Судорожно пытаюсь вспомнить, что такое подлодка. Вроде бы подводная. Я даже не знал, что они и правда существовали. В конце концов, мне раньше казалось, что океан никак не может быть таким огромным, как Эми описала.
— Они герметичные, — объясняю я. — На капитанском мостике тоже такая, и еще между уровнями. На случай повреждения, если один из уровней разгерметизируется, можно запереть дверь и… — Не закончив, я снова сосредоточиваюсь на списке.
— Когда я была маленькая, папа как-то взял меня с собой посмотреть на подводную лодку «Пампанито» — название помню только потому, что оно показалось мне ужасно смешным. Я бегала по узеньким коридорам и распевала: «Пампанито! Пампанито! Пам-па-НИТО!» Отец пытался меня догнать и в конце концов стукнулся головой о косяк двери. Чуть не отключился.
Она тихонько смеется, но смех тут же застывает. Поднимаю глаза от листка — Эми остекленевшими глазами смотрит в стену.
Готовый сделать что угодно, лишь бы снова ее развеселить, я даю ей посмотреть на звезды: торопливо вбиваю код — «годспид», — и дверь шлюза распахивается, открывая взгляду небо с миллионами мерцающих точек.
Глядя на звезды в первый раз в жизни, я думал, что моя жизнь изменилась навсегда. Что я сам изменился, будто бы стал другим человеком просто из-за того, что увидел блестящие искорки в миллионе миль от себя. Но теперь, глядя на них, я ничего не чувствую. Я больше в них не верю. Объявив жителям корабля, что отныне они свободны быть собой, я позвал сюда всех, кому интересно посмотреть на звезды — на настоящие звезды. Некоторые пришли. Гораздо меньше, чем я ожидал. И тогда я понял: если вы всю свою жизнь прожили на десяти квадратных милях, обнесенных сталью, проще забыть, что снаружи тоже что-то есть. Жить в клетке не так больно, если убедить себя, что это вовсе не клетка.
Вот почему я не могу никому рассказать о том, что двигатель не работает.
Взгляд притягивает красное пятно на клавиатуре. Конечно, когда-нибудь следы краски, которые Харли оставил по всему «Годспиду», сотрутся, а звезды продолжат сиять… но все равно пестрые росчерки Харли мне дороже.
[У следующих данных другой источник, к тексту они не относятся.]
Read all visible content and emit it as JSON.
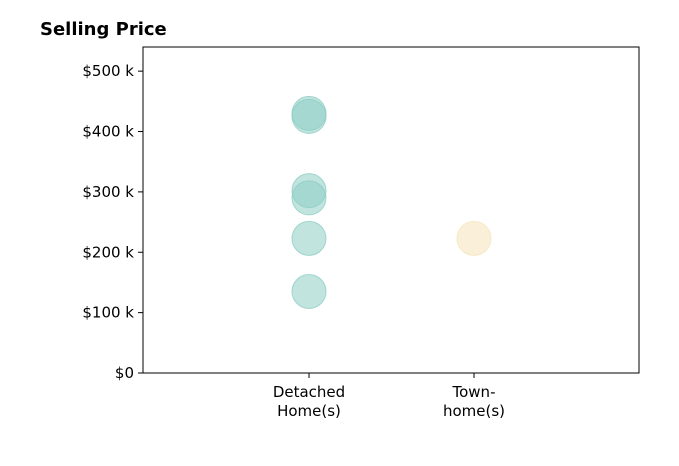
{
  "chart_data": {
    "type": "scatter",
    "title": "Selling Price",
    "xlabel": "",
    "ylabel": "",
    "categories": [
      [
        "Detached",
        "Home(s)"
      ],
      [
        "Town-",
        "home(s)"
      ]
    ],
    "ylim": [
      0,
      540
    ],
    "yticks": [
      0,
      100,
      200,
      300,
      400,
      500
    ],
    "ytick_labels": [
      "$0",
      "$100 k",
      "$200 k",
      "$300 k",
      "$400 k",
      "$500 k"
    ],
    "grid": false,
    "series": [
      {
        "category_index": 0,
        "color": "#8ecdc4",
        "values": [
          135,
          223,
          290,
          302,
          425,
          430
        ]
      },
      {
        "category_index": 1,
        "color": "#f6e4bc",
        "values": [
          223
        ]
      }
    ]
  }
}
Харли умер ради… э-э-э… я не знаю точно, ради чего. Знаю только, что его больше нет и я скучаю. А вот Кейли, если верить Ориону, отдала жизнь за правду.
Его слова начинают навязчиво звучать в голове, но я рад — не могу больше думать о Харли и бессмысленных звездах.
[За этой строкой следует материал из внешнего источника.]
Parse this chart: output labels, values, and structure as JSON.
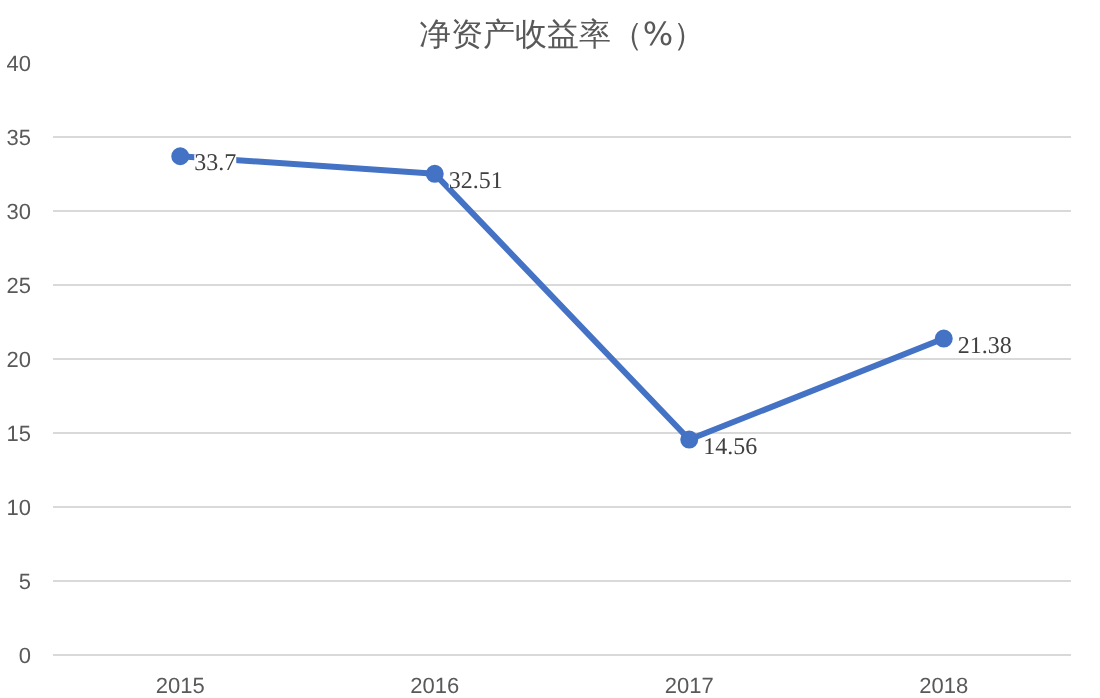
{
  "chart_data": {
    "type": "line",
    "title": "净资产收益率（%）",
    "categories": [
      "2015",
      "2016",
      "2017",
      "2018"
    ],
    "series": [
      {
        "color": "#4472c4",
        "values": [
          33.7,
          32.51,
          14.56,
          21.38
        ]
      }
    ],
    "ylim": [
      0,
      40
    ],
    "yticks": [
      0,
      5,
      10,
      15,
      20,
      25,
      30,
      35,
      40
    ],
    "grid": "y",
    "marker": "circle",
    "line_style": "solid",
    "data_labels": true
  }
}
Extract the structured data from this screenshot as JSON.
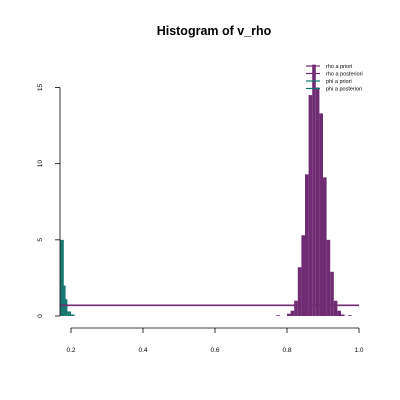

Лучше поразмыслить над головоломкой Ориона. Он, кажется, знал о двигателе корабля больше, чем кто-либо. Если у меня выйдет разгадать эту долбаную загадку, может, я пойму, почему двигатель остановился, может, даже узнаю, как снова его запустить. Сложи…
Снова перевожу взгляд на список, который нашла Эми. Рядом с каждым из двадцати семи имен стоит номер криокамеры. А что, если сложить надо было эти номера?
Тысяча двести семьдесят.
— Что ты делаешь? — спрашивает Эми.
Пробую вбить 1270 на все двери, начиная с самой большой в конце коридора.
Последняя открывается.
Внутри полная темнота. Пахнет пылью и смазкой. Мне вспоминаются последние слова Ориона перед тем, как я его заморозил. «Они либо заставят нас работать, либо убьют».
Я хочу своими глазами увидеть оружие.
Эми первая находит выключатель. Свет загорается неохотно, моргнув, словно сомневаясь, стоит ли показывать нам содержимое комнаты.
И мне тут же становится понятно, почему Орион боялся, что после приземления из нас сделают солдат или рабов.
«А знаешь, что тебя добьет? — сказал он за мгновения перед тем, как я толкнул его в криоцилиндр. — То, что Старший практически согласен с тем, что я говорю».
Пистолеты, винтовки, более крупное оружие. Упаковки химических бомб. Ракеты — большинство размером с мое предплечье, но есть и три штуки выше меня ростом. Все поделено на отсеки, запечатано в красные пластиковые упаковки с кучей пометок и символом ФФР.